60 Days: Assess Your Systems and Infrastructure Environment While Continuing to Fill in Information About Staff and Shareholder Needs
- Perform or engage a complete technology assessment
- Network infrastructure, databases, workstations, data center capacity, etc
- Evaluate service delivery levels
- Help desk performance, systems reliability, implementation history, service level agreement review, etc
- Review budgets (planned vs. actual performance)
- Develop fast action plans for the urgent, simple issues and begin implementation
90 Days: Transition From SWOT Assessment to Tactical Plan Development
- Test your perceptions of enterprise SWOT findings with other senior managers
- Draw up a desired state of IT to meet the enterprise’s current and anticipated needs
- Prepare a comprehensive gap analysis between the desired state and the current IT assessment
- Prepare alternatives to address the gaps utilizing peer group, department staff, and expert input. Develop implementation detail around these alternatives
- Review a draft of the gap summary and tactical plans with senior management including budget costs, KPIs, and benefits expected
- Review execution of the fast action projects (be sure they are on-track for completion and user goals are being met)

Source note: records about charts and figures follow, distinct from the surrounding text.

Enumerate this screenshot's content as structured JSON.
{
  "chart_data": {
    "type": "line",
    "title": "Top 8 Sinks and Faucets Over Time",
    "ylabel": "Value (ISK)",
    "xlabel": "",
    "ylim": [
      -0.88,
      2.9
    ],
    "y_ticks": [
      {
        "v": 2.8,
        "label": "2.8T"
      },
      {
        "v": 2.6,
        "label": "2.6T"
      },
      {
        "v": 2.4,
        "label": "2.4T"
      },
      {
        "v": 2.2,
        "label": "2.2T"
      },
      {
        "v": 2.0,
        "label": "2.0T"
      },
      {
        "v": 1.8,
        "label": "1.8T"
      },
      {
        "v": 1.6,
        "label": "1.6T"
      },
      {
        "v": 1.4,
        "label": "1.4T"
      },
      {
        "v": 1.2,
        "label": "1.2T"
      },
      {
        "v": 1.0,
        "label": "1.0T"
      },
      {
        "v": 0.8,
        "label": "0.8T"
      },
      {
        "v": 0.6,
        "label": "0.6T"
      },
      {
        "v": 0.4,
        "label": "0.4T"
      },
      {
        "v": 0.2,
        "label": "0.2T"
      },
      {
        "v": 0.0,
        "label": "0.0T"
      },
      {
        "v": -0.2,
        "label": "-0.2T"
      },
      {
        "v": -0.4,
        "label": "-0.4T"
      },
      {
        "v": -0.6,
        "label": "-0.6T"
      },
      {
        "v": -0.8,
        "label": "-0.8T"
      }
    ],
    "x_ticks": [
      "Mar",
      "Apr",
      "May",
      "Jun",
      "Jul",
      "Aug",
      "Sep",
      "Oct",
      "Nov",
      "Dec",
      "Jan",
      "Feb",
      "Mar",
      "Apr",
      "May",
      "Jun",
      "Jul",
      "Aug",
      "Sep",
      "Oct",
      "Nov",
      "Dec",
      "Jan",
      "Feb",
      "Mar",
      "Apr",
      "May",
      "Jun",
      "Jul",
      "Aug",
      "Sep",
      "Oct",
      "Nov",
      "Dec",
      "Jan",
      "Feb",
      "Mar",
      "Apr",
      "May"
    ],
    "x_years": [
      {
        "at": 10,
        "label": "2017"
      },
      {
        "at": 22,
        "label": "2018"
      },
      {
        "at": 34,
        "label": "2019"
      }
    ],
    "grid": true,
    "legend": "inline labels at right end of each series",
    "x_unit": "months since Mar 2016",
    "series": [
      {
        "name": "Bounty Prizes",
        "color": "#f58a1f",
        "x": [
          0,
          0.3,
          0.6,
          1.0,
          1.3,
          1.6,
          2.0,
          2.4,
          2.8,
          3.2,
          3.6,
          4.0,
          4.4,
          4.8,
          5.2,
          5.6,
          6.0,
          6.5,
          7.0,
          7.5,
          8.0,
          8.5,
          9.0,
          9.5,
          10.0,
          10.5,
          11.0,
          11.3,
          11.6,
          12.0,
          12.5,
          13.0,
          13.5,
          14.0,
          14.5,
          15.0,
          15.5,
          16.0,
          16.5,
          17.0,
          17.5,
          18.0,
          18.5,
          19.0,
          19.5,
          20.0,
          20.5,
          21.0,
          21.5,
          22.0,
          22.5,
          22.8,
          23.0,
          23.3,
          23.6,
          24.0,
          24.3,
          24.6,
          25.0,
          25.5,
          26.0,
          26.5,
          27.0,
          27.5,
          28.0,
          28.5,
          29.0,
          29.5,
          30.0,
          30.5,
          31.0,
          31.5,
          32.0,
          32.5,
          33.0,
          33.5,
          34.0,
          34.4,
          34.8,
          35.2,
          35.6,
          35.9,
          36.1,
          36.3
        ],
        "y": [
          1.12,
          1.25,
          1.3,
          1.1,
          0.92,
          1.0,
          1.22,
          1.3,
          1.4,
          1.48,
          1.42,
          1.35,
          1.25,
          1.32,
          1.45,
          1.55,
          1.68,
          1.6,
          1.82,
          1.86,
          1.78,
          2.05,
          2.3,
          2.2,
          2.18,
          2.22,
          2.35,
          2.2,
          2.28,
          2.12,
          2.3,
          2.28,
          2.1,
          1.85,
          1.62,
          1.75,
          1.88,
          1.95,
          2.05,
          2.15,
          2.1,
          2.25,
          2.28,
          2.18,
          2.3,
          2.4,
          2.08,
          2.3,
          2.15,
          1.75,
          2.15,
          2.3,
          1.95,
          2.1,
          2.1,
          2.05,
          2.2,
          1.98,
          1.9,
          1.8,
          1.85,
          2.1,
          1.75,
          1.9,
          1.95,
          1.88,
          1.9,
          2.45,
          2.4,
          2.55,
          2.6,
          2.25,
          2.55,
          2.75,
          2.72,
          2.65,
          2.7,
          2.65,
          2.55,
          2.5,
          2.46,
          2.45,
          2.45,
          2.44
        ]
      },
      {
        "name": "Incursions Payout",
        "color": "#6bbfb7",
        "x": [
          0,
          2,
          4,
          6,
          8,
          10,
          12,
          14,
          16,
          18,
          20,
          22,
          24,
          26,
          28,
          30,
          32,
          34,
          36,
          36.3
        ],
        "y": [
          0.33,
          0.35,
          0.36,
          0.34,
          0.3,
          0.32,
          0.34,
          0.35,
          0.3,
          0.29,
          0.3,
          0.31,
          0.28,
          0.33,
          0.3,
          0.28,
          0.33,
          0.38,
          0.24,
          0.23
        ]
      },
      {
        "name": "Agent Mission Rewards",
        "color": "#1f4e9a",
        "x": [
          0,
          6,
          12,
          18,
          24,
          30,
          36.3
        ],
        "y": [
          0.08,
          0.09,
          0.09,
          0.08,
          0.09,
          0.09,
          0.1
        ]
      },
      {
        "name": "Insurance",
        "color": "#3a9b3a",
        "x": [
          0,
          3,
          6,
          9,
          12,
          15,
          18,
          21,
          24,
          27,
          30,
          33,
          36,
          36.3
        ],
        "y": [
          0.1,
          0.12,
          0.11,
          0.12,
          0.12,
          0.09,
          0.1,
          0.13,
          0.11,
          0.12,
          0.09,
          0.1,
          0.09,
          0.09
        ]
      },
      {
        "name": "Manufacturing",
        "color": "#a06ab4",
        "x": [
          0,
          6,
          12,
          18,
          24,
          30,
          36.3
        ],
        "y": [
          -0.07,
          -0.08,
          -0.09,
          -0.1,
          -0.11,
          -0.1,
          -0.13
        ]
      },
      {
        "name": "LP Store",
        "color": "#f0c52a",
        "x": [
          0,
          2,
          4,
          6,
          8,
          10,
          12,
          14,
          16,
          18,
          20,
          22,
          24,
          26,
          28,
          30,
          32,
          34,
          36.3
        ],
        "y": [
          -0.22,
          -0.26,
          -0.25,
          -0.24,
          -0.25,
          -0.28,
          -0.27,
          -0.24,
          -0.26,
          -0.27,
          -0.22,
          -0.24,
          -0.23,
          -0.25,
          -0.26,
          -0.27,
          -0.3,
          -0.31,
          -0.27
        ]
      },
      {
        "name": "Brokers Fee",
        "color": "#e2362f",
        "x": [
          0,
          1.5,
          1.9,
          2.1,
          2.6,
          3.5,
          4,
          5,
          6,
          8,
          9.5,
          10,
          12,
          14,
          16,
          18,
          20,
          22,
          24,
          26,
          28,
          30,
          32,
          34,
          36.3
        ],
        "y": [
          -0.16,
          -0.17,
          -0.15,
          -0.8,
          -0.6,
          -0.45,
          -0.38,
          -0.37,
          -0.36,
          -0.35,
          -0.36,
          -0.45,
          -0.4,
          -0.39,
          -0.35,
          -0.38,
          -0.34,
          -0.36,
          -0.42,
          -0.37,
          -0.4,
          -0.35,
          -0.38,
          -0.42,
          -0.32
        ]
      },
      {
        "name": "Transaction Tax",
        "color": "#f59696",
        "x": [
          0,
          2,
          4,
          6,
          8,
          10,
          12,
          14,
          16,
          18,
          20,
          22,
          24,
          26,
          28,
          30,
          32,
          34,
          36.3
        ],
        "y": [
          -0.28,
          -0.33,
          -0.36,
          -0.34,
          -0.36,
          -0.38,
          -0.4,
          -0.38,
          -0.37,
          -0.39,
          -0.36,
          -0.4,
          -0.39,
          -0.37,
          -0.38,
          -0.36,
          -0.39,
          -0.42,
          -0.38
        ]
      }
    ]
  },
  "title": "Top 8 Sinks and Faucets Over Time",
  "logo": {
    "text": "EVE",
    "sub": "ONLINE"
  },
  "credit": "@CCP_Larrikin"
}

Final 10 Days: Polishing the IT Strategic Plan and Communication
- Develop an executive summary, describe the evaluation and planning process
- Define an IT architecture blueprint with guiding principles for future decisions
- Present tactical alternatives with narrative of the pros/cons of each item in terms of cost, time, and impact on business strategy
- Describe implementation requirements, including the timeline to accomplish the alternative recommendations
- Propose realignment of staff to accomplish tasks and define when these changes would need to occur
- Detail changes to service levels and service delivery
Congratulations! You have arrived at day 100 with your research completed and the tools in hand to be successful in your first year as a new CIO. Now it is time to execute on the IT strategic plan, deploy and motivate IT staff to meet your goals, and monitor progress on meeting your users’ needs.